Les erreurs à éviter absolument
La première erreur est de croire qu’une mesure fiscale étrangère est transposable. Une baisse de 30 % décidée à Hanoï ne réduit pas d’un euro l’impôt d’une entreprise établie en France. Confondre les régimes conduit à des décisions fondées sur du vide.
La deuxième erreur est de négliger la condition de détention du capital dans le régime PME. Trop de dirigeants se focalisent sur le seuil de chiffre d’affaires de 7 630 000 euros et oublient que le capital doit être détenu à 75 % au moins par des personnes physiques. Une entrée d’associé personne morale peut faire perdre l’avantage, avec réintégration de la contribution sociale de 3,3 %.
La troisième erreur concerne l’expatriation cosmétique. Déclarer un domicile à l’étranger tout en gardant son foyer, son activité ou ses investissements en France est le meilleur moyen d’être requalifié résident fiscal français. Les conventions internationales et les critères de l’article 4 B ne laissent pas de place à l’improvisation. Une expatriation se prépare avec des preuves matérielles, pas avec une boîte aux lettres.
Notre analyse
La comparaison entre le Vietnam et la France révèle deux modèles fiscaux opposés. Hanoï mise sur un signal simple et lisible : moins 30 % pour les petites structures. Paris a choisi la complexité conditionnelle : des seuils, des ratios de détention, des abattements, des exonérations partielles. Le premier modèle est facile à comprendre, le second exige un pilotage fin.
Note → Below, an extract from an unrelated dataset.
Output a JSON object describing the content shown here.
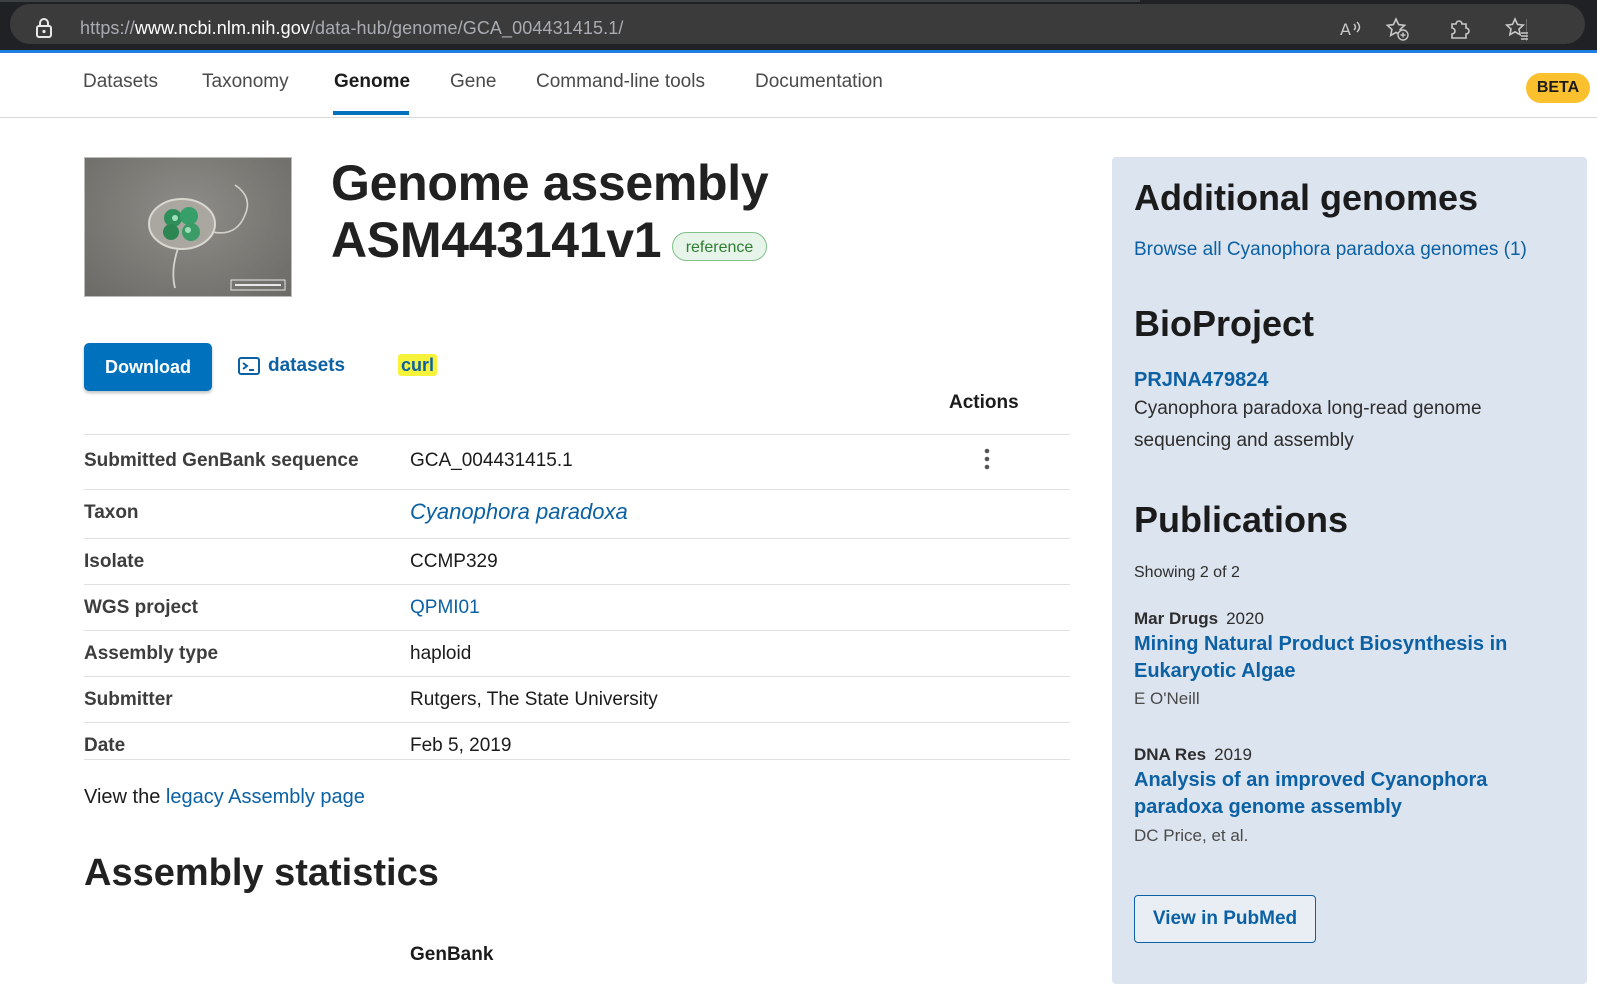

Ce que personne ne dit clairement, c’est que la complexité française est à double tranchant. Elle crée des angles morts où des dirigeants perdent des avantages faute de surveiller un ratio de capital ou un seuil de chiffre d’affaires. Mais elle offre aussi, à ceux qui la maîtrisent, une architecture de régimes de faveur qu’un système à taux unique ne propose pas. L’entrepreneur français bien conseillé n’a pas grand-chose à envier à une baisse forfaitaire de 30 %.
La vraie leçon est ailleurs. Avant de rêver d’une fiscalité étrangère plus douce, un dirigeant a tout intérêt à auditer sa situation française : sa qualification PME est-elle sécurisée, sa structure de capital préserve-t-elle le seuil des 75 %, sa résidence fiscale est-elle incontestable. Ces trois vérifications rapportent souvent plus, et sans risque, que n’importe quelle expatriation improvisée.
Les informations contenues dans cet article sont fournies à titre indicatif et ne constituent pas un conseil en investissement, fiscal ou juridique personnalisé. Consultez un professionnel qualifié (notaire, avocat fiscaliste, CGP) avant toute décision patrimoniale.
Fiscalité des petites entreprises : Vietnam et France
- Le Vietnam prépare une baisse d'impôt de 30 % pour les petites entreprises et activités à domicile dès 2026.
- En France, le régime PME s'applique sous 7 630 000 € de chiffre d'affaires.
- Le capital doit être détenu à 75 % au moins par des personnes physiques.
- La contribution sociale sur l'IS de 3,3 % s'applique après un abattement de 763 000 €.
- Le domicile fiscal en France est fixé par les articles 4 A à 8 quinquies du CGI.